Privacy protection (representation inversion attack, TinyImageNet):

Knowledge Form PSNR ↓ MSE ↑
Representations (FedAllRep) 12.89 4514.91
Prototypes (FedGH) 10.25 6992.04
Entangled representations (FedRE) 9.66 7781.87

The entangled representation achieves the lowest PSNR and highest MSE, yielding reconstructed images from which no meaningful information can be identified.

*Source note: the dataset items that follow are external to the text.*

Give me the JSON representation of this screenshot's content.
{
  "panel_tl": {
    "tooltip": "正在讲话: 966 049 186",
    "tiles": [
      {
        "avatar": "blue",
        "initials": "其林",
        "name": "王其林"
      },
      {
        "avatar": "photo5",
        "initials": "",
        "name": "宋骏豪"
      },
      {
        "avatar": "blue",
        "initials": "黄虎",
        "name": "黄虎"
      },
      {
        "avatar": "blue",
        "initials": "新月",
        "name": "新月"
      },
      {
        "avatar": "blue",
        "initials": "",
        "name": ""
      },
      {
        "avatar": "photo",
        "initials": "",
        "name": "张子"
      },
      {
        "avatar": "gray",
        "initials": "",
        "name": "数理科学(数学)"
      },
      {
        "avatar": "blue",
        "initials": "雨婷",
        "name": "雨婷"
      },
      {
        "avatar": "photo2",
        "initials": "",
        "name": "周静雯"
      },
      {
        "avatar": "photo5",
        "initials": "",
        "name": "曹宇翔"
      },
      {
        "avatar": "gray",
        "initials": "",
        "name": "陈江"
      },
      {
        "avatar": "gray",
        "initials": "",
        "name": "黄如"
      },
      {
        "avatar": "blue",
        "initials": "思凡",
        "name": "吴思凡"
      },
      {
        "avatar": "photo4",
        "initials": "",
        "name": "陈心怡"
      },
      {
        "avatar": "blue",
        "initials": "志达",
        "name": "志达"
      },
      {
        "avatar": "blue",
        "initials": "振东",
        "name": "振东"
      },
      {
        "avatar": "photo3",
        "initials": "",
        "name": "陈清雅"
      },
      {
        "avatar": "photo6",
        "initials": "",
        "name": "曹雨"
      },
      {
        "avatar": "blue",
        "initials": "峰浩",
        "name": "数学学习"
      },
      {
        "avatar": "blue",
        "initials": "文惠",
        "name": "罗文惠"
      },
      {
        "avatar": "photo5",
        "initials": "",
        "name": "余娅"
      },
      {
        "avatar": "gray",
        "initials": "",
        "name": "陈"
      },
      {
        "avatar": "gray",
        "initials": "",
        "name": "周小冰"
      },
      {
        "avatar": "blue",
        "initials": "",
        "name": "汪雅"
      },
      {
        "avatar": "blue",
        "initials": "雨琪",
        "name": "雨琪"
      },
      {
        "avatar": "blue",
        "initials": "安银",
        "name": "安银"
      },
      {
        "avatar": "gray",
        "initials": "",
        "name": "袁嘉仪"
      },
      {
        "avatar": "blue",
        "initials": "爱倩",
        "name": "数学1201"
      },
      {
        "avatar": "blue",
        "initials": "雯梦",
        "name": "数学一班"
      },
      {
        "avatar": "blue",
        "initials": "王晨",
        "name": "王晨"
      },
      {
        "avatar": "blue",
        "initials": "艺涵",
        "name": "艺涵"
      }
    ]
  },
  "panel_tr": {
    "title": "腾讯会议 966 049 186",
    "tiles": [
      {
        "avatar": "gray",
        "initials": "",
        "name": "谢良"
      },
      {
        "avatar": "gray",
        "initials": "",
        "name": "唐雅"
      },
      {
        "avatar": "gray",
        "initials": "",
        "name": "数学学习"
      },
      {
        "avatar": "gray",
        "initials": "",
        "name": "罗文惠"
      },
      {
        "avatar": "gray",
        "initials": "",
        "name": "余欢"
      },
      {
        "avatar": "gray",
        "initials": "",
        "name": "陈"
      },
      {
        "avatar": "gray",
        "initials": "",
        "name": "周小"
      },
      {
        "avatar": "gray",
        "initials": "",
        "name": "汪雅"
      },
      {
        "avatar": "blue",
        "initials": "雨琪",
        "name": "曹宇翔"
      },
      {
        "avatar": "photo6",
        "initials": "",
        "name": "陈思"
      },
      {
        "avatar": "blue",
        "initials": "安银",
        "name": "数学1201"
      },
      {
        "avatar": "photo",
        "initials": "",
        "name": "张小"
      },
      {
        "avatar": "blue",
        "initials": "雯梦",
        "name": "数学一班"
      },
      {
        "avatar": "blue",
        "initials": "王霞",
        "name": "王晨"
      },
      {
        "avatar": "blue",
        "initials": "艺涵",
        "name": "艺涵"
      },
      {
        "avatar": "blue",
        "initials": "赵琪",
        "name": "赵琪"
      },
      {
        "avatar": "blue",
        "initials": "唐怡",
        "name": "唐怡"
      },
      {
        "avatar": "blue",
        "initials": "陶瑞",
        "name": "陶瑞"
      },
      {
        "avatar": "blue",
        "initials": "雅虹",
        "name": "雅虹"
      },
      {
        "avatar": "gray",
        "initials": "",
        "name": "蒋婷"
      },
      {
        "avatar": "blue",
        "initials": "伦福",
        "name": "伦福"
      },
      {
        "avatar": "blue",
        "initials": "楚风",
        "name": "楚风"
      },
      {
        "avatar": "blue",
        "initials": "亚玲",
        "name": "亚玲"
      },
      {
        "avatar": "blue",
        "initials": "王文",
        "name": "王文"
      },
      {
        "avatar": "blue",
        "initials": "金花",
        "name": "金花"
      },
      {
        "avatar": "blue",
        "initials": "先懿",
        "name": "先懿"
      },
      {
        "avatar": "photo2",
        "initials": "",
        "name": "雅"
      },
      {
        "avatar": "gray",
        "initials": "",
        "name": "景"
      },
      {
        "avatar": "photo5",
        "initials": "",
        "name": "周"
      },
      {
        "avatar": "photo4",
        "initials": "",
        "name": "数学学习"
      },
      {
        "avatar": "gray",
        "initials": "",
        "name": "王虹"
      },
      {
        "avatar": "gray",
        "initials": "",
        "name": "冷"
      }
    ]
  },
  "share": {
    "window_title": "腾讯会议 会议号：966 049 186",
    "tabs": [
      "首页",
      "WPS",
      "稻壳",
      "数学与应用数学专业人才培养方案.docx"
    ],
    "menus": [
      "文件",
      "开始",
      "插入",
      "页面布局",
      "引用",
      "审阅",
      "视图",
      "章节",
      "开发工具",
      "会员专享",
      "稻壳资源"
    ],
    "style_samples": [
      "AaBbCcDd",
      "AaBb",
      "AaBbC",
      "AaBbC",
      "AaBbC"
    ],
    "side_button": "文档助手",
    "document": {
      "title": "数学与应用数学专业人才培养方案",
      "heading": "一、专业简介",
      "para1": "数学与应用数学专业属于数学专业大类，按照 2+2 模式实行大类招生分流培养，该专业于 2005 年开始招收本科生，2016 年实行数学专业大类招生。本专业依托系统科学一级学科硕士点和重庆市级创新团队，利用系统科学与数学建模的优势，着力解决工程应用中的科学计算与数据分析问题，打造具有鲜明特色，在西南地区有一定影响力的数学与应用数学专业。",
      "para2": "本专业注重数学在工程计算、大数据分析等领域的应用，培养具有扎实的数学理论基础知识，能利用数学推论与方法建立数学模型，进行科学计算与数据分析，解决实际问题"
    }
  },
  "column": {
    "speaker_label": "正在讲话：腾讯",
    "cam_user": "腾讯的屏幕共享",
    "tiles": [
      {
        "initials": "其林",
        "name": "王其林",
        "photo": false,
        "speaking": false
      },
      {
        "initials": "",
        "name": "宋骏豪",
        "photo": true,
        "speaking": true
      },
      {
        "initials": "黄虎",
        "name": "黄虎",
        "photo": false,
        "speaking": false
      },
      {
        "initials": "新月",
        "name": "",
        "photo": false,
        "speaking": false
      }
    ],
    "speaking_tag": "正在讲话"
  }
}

RE mechanism comparison (CIFAR-100 PRA):

Mechanism RSR VAR RAR RSP VAP RAP
Accuracy 40.41 44.88 43.19 43.25 46.12 46.36

RAP (Random Average Prototype) achieves the best performance, as prototypes are more representative than raw representations, and random weighting is more effective than uniform aggregation.

Key Findings

  1. Entangled representations achieve performance close to uploading all representations: FedRE (30.48%) vs. FedAllRep (31.20%), with approximately 10× lower communication overhead.
  2. Per-round resampling is critical: Fixed weights vs. per-round resampling yield 45.84% vs. 46.36% on CIFAR-100, with a larger gap on synthetic datasets (41.50% vs. 62.00%).
  3. The additional training cost introduced by RE is negligible: only 0.09 seconds per round on CIFAR-10 (5.69s → 5.78s).
  4. The choice of weight distribution (uniform / Laplacian / Gaussian) has minimal impact on performance, demonstrating the flexibility of the framework.
  5. FedRE maintains state-of-the-art performance in large-scale settings with 100 clients (participation rates of 10/100 and 20/100).

Highlights & Insights

  • The entangled representation is an elegant design that simultaneously addresses three objectives—performance, privacy, and communication—rather than trading off among them as existing methods do.
  • The per-round resampling of random weights resembles data augmentation through randomness, preventing overfitting to specific weight configurations by introducing training diversity.
  • The entangled label encoding provides "cross-class soft supervision," which bears a conceptual resemblance to label smoothing—yet the randomness here is more fundamental, as label encodings differ entirely across rounds.
  • A key distinction from Mixup: FedRE aggregates all representations within each client into a single vector (rather than performing pairwise interpolation), and serves an entirely different purpose.

Limitations & Future Work

  1. A rigorous non-convex convergence analysis is absent (acknowledged by the authors as future work).
  2. When client data is extremely imbalanced (e.g., a client holds only 1–2 classes), the entangled representation may carry insufficient information.
  3. The method has not been evaluated on larger-scale models (e.g., LLMs or ViT-L).
  4. The global classifier architecture must be shared across all clients, limiting flexibility in fully heterogeneous settings.
  5. The distribution and sampling strategy for random weights may admit better alternatives; current experiments suggest uniform distribution is marginally superior but with negligible margins.
  • Most directly related to FedGH (training a global classifier based on prototypes)—FedRE can be viewed as its natural evolution, extending from single-class prototypes to cross-class entangled representations.
  • Orthogonal to FedAvg-family methods (parameter aggregation)—since FedRE cannot directly aggregate parameters due to model heterogeneity, it instead adopts a knowledge distillation perspective.
  • The framework offers an instructive perspective on the privacy–efficiency–performance triangle in federated learning: well-designed client knowledge representations can simultaneously advance all three objectives.
  • The concept of entangled representations may extend to other settings, such as federated continual learning and federated domain adaptation.

Rating

  • Novelty: ⭐⭐⭐⭐ (The entangled representation concept is novel; despite surface similarities to Mixup, the motivation and implementation differ substantially.)
  • Experimental Thoroughness: ⭐⭐⭐⭐⭐ (Systematic analysis of 10 research questions; three-dimensional evaluation of communication, privacy, and performance; 10 heterogeneous architectures.)
  • Writing Quality: ⭐⭐⭐⭐ (Q&A-style experimental structure is clear; toy experiments are intuitive.)
  • Value: ⭐⭐⭐⭐ (Provides a practical and elegant solution for model-heterogeneous FL.)